If writing causes your child pain or is hard to read, here are some ways to help:

  • Handwriting without Tears teaches printing. They now also have an edition for teens and adults.
  • For teaching cursive, try Loops and Other Groups by Mary Benbow, or Cursive Writing, a curriculum by Diana Hanbury King. She has separate editions for left-handed and right-handed students.
  • Apps for iPads and other tablets such as Letter School and iWriteWords teach correct users to form letters correctly, which can relieve wrist and hand pain. New apps are released daily, so search the app store for handwriting teaching tools. Other apps such as those from Dexteria can help improve fine-motor coordination.
  • Visit a pediatric occupational therapist for help and suggestions. Some children and teens may struggle enough that an occupational therapist can justify to your insurance company the purchase of an iPad as an assistive communication device and therapy tool.

Composing Sentences

Constructing good sentences begins with understanding the grammar. Teach grammar and give your kids an edge, and you’ll also fight gobbledy-gook and bureaucratese.

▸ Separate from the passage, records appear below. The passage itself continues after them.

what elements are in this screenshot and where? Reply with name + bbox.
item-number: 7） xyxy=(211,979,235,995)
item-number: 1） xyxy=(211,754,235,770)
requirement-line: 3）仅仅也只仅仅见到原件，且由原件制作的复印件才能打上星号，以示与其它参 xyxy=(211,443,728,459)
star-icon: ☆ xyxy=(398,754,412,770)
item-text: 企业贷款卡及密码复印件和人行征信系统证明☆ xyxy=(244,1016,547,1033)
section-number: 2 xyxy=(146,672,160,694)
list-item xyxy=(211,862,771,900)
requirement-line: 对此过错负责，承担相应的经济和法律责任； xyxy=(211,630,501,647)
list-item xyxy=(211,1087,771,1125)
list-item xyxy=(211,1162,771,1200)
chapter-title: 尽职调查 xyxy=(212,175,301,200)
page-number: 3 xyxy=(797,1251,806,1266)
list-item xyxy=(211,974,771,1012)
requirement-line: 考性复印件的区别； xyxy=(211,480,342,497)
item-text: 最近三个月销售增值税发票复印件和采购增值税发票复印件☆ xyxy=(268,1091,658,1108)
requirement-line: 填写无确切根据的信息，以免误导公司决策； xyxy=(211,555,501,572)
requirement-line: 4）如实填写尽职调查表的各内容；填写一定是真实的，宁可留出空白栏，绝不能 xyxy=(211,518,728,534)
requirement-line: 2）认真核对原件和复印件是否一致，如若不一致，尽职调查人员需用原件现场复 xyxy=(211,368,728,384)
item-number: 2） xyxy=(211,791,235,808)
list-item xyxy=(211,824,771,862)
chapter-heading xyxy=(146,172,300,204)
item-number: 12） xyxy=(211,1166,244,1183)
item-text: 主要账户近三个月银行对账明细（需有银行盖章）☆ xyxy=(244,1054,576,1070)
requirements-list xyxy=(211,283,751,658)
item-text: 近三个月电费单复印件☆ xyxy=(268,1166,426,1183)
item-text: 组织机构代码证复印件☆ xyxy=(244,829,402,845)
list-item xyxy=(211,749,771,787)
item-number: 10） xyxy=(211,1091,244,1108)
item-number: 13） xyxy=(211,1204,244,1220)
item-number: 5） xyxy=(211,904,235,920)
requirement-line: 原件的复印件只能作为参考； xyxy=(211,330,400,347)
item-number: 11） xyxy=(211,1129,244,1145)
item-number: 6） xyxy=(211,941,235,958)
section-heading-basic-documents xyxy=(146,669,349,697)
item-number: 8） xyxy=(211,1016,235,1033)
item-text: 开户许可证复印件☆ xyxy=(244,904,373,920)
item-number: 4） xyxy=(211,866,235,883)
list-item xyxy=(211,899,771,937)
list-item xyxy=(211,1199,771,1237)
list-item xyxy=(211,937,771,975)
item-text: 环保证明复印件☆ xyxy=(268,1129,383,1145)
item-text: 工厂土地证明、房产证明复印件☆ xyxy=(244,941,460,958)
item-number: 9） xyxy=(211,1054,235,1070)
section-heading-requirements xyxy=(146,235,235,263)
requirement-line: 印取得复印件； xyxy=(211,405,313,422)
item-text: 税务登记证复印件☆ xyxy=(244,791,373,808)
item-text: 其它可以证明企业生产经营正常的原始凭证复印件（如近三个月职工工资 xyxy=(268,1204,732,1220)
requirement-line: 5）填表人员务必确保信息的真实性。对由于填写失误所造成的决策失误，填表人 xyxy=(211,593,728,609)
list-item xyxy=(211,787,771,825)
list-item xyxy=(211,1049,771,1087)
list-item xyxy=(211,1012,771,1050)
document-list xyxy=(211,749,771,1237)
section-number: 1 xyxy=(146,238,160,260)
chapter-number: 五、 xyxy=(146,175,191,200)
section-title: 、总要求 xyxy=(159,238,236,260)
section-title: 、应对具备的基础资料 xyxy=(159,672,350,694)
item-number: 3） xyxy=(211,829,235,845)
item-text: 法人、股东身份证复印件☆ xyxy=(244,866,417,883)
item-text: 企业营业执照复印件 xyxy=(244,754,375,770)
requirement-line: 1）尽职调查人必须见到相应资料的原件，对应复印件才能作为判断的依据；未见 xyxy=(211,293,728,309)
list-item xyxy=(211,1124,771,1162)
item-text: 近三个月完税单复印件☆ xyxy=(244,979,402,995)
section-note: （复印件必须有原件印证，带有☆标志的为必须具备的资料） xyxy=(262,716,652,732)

Kids with learning challenges will need grammar to be taught explicitly and clearly. There are many great grammar programs, such as Winston Grammar and or the handbook Writers Inc.

Here is some specialized help:

  • William Van Cleave’s Writing Matters. I know nothing else that breaks down the process of constructing sentences and paragraphs so well. William has written many other great products, including the Grammar Concept cards and Words at Work games I’ve sold at conferences, and many other useful study tools.
  • William’s mentor, Diana Hanbury King, has written several smaller useful workbooks, all published by EPS Books, now a division of SchoolSpecialty.com. To learn more about her workbooks, teacher’s guide, and sample pages, look at the program overview, or take a look at the first two books of the series (A and 1), book 2, and book 3.

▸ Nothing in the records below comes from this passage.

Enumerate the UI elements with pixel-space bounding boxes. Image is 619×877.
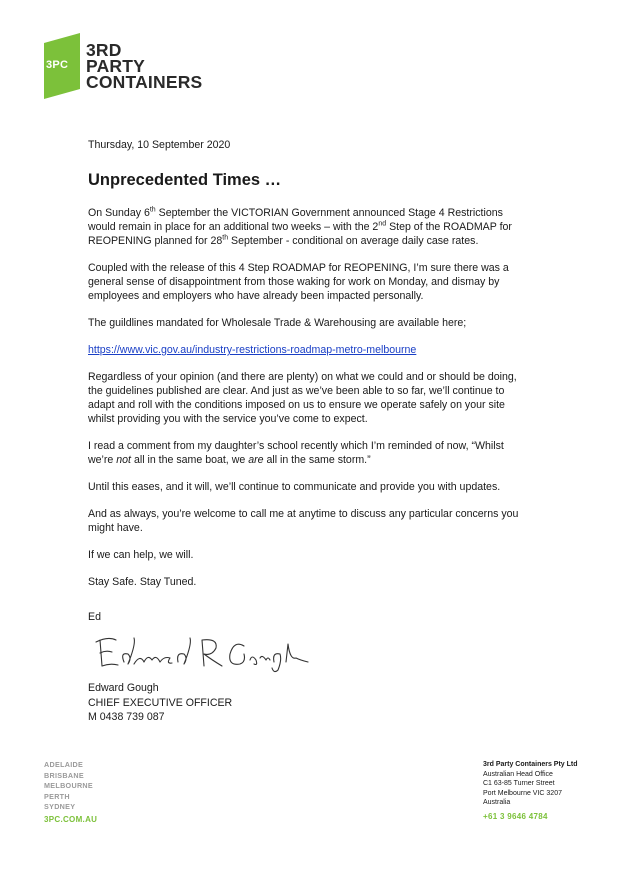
logo-abbrev: 3PC	[46, 59, 69, 71]
p1-text-c: Step of the ROADMAP for REOPENING planned for 28	[88, 221, 512, 247]
signature-block	[88, 681, 232, 725]
company-name: 3rd Party Containers Pty Ltd	[483, 761, 578, 768]
paragraph-7: And as always, you’re welcome to call me at anytime to discuss any particular concerns you might have.	[88, 508, 519, 534]
p1-sup-1: th	[149, 206, 156, 214]
signatory-title: CHIEF EXECUTIVE OFFICER	[88, 696, 233, 709]
logo-line-1: 3RD	[86, 40, 122, 60]
p5-text-c: all in the same storm.”	[263, 454, 371, 466]
logo-line-2: PARTY	[86, 56, 146, 76]
office-label: Australian Head Office	[483, 770, 553, 778]
footer-address	[483, 760, 578, 808]
city-item: PERTH	[44, 791, 70, 801]
logo-line-3: CONTAINERS	[86, 72, 203, 92]
paragraph-1	[88, 206, 528, 248]
closing-initial: Ed	[88, 611, 101, 623]
signatory-name: Edward Gough	[88, 682, 159, 694]
p1-text-a: On Sunday 6	[88, 207, 150, 219]
handwritten-signature	[94, 632, 314, 674]
city-item: BRISBANE	[44, 770, 84, 780]
country: Australia	[483, 799, 511, 807]
link-paragraph	[88, 343, 528, 357]
letter-heading: Unprecedented Times …	[88, 171, 282, 189]
city-item: MELBOURNE	[44, 781, 94, 791]
logo-wordmark	[86, 42, 202, 90]
paragraph-9: Stay Safe. Stay Tuned.	[88, 576, 197, 588]
roadmap-link[interactable]: https://www.vic.gov.au/industry-restrictions-roadmap-metro-melbourne	[88, 344, 417, 356]
p1-sup-2: nd	[378, 220, 387, 228]
paragraph-8: If we can help, we will.	[88, 549, 194, 561]
p5-emphasis-2: are	[248, 454, 264, 466]
p1-sup-3: th	[222, 234, 229, 242]
footer-website[interactable]: 3PC.COM.AU	[44, 815, 98, 824]
p1-text-b: September the VICTORIAN Government announced Stage 4 Restrictions would remain in place for an additional two weeks – with the 2	[88, 207, 503, 233]
paragraph-3: The guildlines mandated for Wholesale Trade & Warehousing are available here;	[88, 317, 467, 329]
signatory-phone: M 0438 739 087	[88, 711, 165, 723]
paragraph-2: Coupled with the release of this 4 Step ROADMAP for REOPENING, I’m sure there was a general sense of disappointment from those waking for work on Monday, and dismay by employees and employers who have already been impacted personally.	[88, 262, 509, 302]
city-item: ADELAIDE	[44, 760, 84, 769]
street-address: C1 63-85 Turner Street	[483, 780, 555, 788]
letter-date: Thursday, 10 September 2020	[88, 139, 231, 151]
paragraph-4: Regardless of your opinion (and there are plenty) on what we could and or should be doing, the guidelines published are clear. And just as we’ve been able to so far, we’ll continue to adapt and roll with the conditions imposed on us to ensure we operate safely on your site whilst providing you with the service you’ve come to expect.	[88, 371, 517, 425]
paragraph-5	[88, 439, 528, 467]
p5-text-b: all in the same boat, we	[131, 454, 249, 466]
p5-text-a: I read a comment from my daughter’s school recently which I’m reminded of now, “Whilst we’re	[88, 440, 504, 466]
p5-emphasis-1: not	[116, 454, 131, 466]
city-item: SYDNEY	[44, 802, 76, 812]
p1-text-d: September - conditional on average daily case rates.	[228, 235, 479, 247]
company-logo	[44, 33, 224, 99]
paragraph-6: Until this eases, and it will, we’ll continue to communicate and provide you with updates.	[88, 481, 501, 493]
suburb-address: Port Melbourne VIC 3207	[483, 789, 562, 797]
footer-cities	[44, 760, 93, 813]
letter-body	[88, 138, 528, 602]
footer-phone[interactable]: +61 3 9646 4784	[483, 812, 548, 821]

Composing Paragraphs and Essays

Along with the excellent books by William Van Cleave and Diana Hanbury King, there are many good writing curricula, including Institute for Excellence in Writing and Frode Jensen’s Format Writing. (Don’t get the first edition of Jensen’s; it has no examples.)

The best tip I learned from William Van Cleave and also from the teachers at the Landmark School is to break down the writing process. Not every project needs to be completed.

If writing a five-paragraph essay seems to your child like climbing Mt. Everest, don’t tackle a whole mountain. Focus on a few skills. Spend a week or two or so just learning how to outline. Let them choose the topic, however zany or boring to you. If you have a child who obsesses about reptiles, vacuum cleaners, or a favorite team, let them outline on different aspects of that obsession. Perhaps another week or two you focus on just writing topic sentences for each paragraph.

The Landmark School in Massachusetts serves students with learning disabilities. I once had the privilege of hearing three of their staff give a workshop on how to teach writing at the Learning Disabilities Association Conference in Chicago.

They published a helpful article on Process Writing. Their book, From Talking to Writing, by Terrill M. Jennings and Charles W. Haynes, helps “students at any grade level find topics, retrieve words, formulate sentences, and sequence their ideas” with companion workbooks. Read more here.

Narrative flow or discourse is not always taught. Does your child know the following concepts?

  • The first time you mention an object or event, you use the indefinite article: “a” or “an.” The rest of the story, you use the definite article, “the”: “I saw a dog. The dog was brown,” rather than “I saw the dog. A dog was brown.”
  • Repetitive structure is dull. An essay of only SVO sentences is boring. Your reader is getting sleepy. Your eyes glaze over. This sentence is an example.
  • In her Writing Skills series, Diana Hanbury King gives  a sentence and has students rewrite it many ways.